So you’ve got 24 hours in Boston. The first night was spent indulging your little nerds at Car Talk Plaza and the Museum of Science. With one morning left to explore a city in which, by all rights, you could easily spend a week just tackling the most famous of spots, you have some tough choices to make.
Compound that with the fact that your travel-mates are 10 and 13 years old and the decision-making process becomes… convoluted. And that’s before you toss in the practical aspects of navigating the city itself and still get yourself to a campsite in Concord by that afternoon.
That’s how we found ourselves spending our one night in Boston surrounded by acres of drying tent fabric while we sorted out our plan for the following morning. After much debate, our plans amounted to two stops before high-tailing it out of Boston…
George discovered the Mary Baker Eddy Library Mapparium while browsing the brochure stand in the hotel lobby. My little geography nut had his heart set on visiting and it seemed a great choice for road-schoolers.
The Mapparium is basically a giant, inverted glass globe created in 1935. Visitors can talk a walk back in time to see the world map as it existed then by walking across a bridge to view it from the center. The light and color is nothing short of stunning in this three-story masterpiece. Because of it’s shape and construction, the Mapparium has the added intrigue of unique acoustics that make it both a whispering gallery at the edges and an amplifier in the center. It’s truly a marvel of history, geography, art, and science all rolled into one.
Photography isn’t allowed in the Mapparium itself so I don’t have any to share with you but be sure to check out the photo gallery at the Mary Baker Eddy Library website to get a feel for this worthwhile Boston stop.
With George’s geography desire sated, it was time to move on.
Being from Atlanta, Fred and George are pretty much saturated with Civil War information. As we all know, Boston has a slew of offerings with regard to American Revolution history so this was our chance to branch out. But with so many choices and only time for one, it was a tough call. Knowing we’d be getting more Revolution action in the calmer environs of Concord, we opted for something we couldn’t get there, the U.S.S. Constitution.
Fred and George aren’t necessarily ship buffs but of all the places we had to choose from, it seemed like this one would hold their interest most. Having heard about the ship through our favorite American history book series ( – Amazon), I was hoping they’d connect with seeing it in person as they often do when they get real, impactful road-schooling experiences.
Having actually had a rare day of successful travel on this expedition, we were feeling giddy about our next stop and the possibilities that awaited us in Concord. So we set off westward to make camp at a private campground. I’ve not had much success in this arena but with no other campground options, we really had no choice but to give it a shot.
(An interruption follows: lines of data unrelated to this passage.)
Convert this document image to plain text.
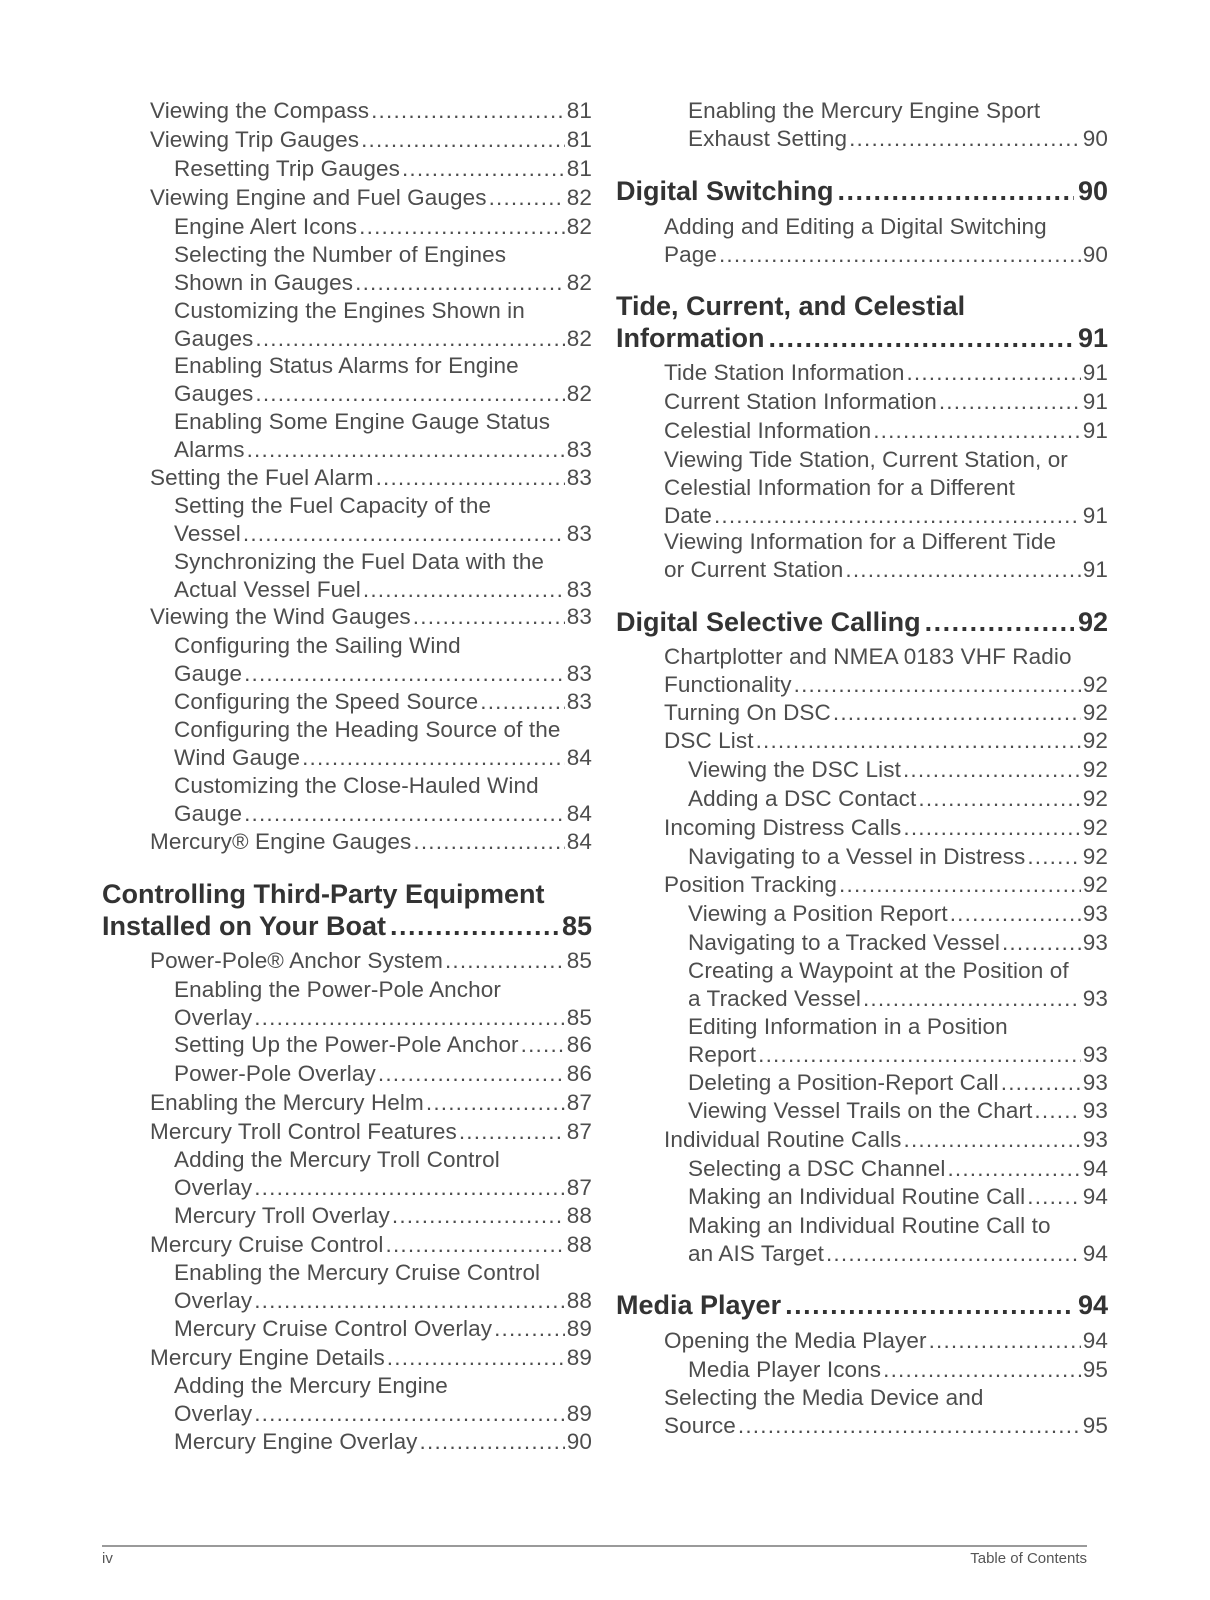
Viewing the Compass .....	81
Viewing Trip Gauges .....	81
Resetting Trip Gauges .....	81
Viewing Engine and Fuel Gauges .....	82
Engine Alert Icons .....	82
Selecting the Number of Engines
Shown in Gauges .....	82
Customizing the Engines Shown in
Gauges .....	82
Enabling Status Alarms for Engine
Gauges .....	82
Enabling Some Engine Gauge Status
Alarms .....	83
Setting the Fuel Alarm .....	83
Setting the Fuel Capacity of the
Vessel .....	83
Synchronizing the Fuel Data with the
Actual Vessel Fuel .....	83
Viewing the Wind Gauges .....	83
Configuring the Sailing Wind
Gauge .....	83
Configuring the Speed Source .....	83
Configuring the Heading Source of the
Wind Gauge .....	84
Customizing the Close-Hauled Wind
Gauge .....	84
Mercury® Engine Gauges .....	84
Controlling Third-Party Equipment
Installed on Your Boat .....	85
Power-Pole® Anchor System .....	85
Enabling the Power-Pole Anchor
Overlay .....	85
Setting Up the Power-Pole Anchor ..... 86
Power-Pole Overlay .....	86
Enabling the Mercury Helm .....	87
Mercury Troll Control Features .....	87
Adding the Mercury Troll Control
Overlay .....	87
Mercury Troll Overlay .....	88
Mercury Cruise Control .....	88
Enabling the Mercury Cruise Control
Overlay .....	88
Mercury Cruise Control Overlay .....	89
Mercury Engine Details .....	89
Adding the Mercury Engine
Overlay .....	89
Mercury Engine Overlay .....	90
Enabling the Mercury Engine Sport
Exhaust Setting .....	90
Digital Switching .....	90
Adding and Editing a Digital Switching
Page .....	90
Tide, Current, and Celestial
Information .....	91
Tide Station Information .....	91
Current Station Information .....	91
Celestial Information .....	91
Viewing Tide Station, Current Station, or
Celestial Information for a Different
Date .....	91
Viewing Information for a Different Tide
or Current Station .....	91
Digital Selective Calling .....	92
Chartplotter and NMEA 0183 VHF Radio
Functionality .....	92
Turning On DSC .....	92
DSC List .....	92
Viewing the DSC List .....	92
Adding a DSC Contact .....	92
Incoming Distress Calls .....	92
Navigating to a Vessel in Distress .....	92
Position Tracking .....	92
Viewing a Position Report .....	93
Navigating to a Tracked Vessel .....	93
Creating a Waypoint at the Position of
a Tracked Vessel .....	93
Editing Information in a Position
Report .....	93
Deleting a Position-Report Call .....	93
Viewing Vessel Trails on the Chart ..... 93
Individual Routine Calls .....	93
Selecting a DSC Channel .....	94
Making an Individual Routine Call .....	94
Making an Individual Routine Call to
an AIS Target .....	94
Media Player .....	94
Opening the Media Player .....	94
Media Player Icons .....	95
Selecting the Media Device and
Source .....	95
iv	Table of Contents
On the way there, we stopped in Concord for lunch and to get a feel for the area. The small-town, New England coziness was like a warm blanket after the frenetic vibe of Boston. It felt like a movie scene with the walkable tree-lined streets, friendly locals, and charming shops. We stopped for ice cream, book shop buys, visitor center information… we were entirely transported from the difficulty of the previous weeks of travel.
After our leisurely time in downtown Concord, we set off to resupply our food stores, pick up a few geocaches, and get settled in at camp.
It’s amazing what you can do in 24 hours when things are going well.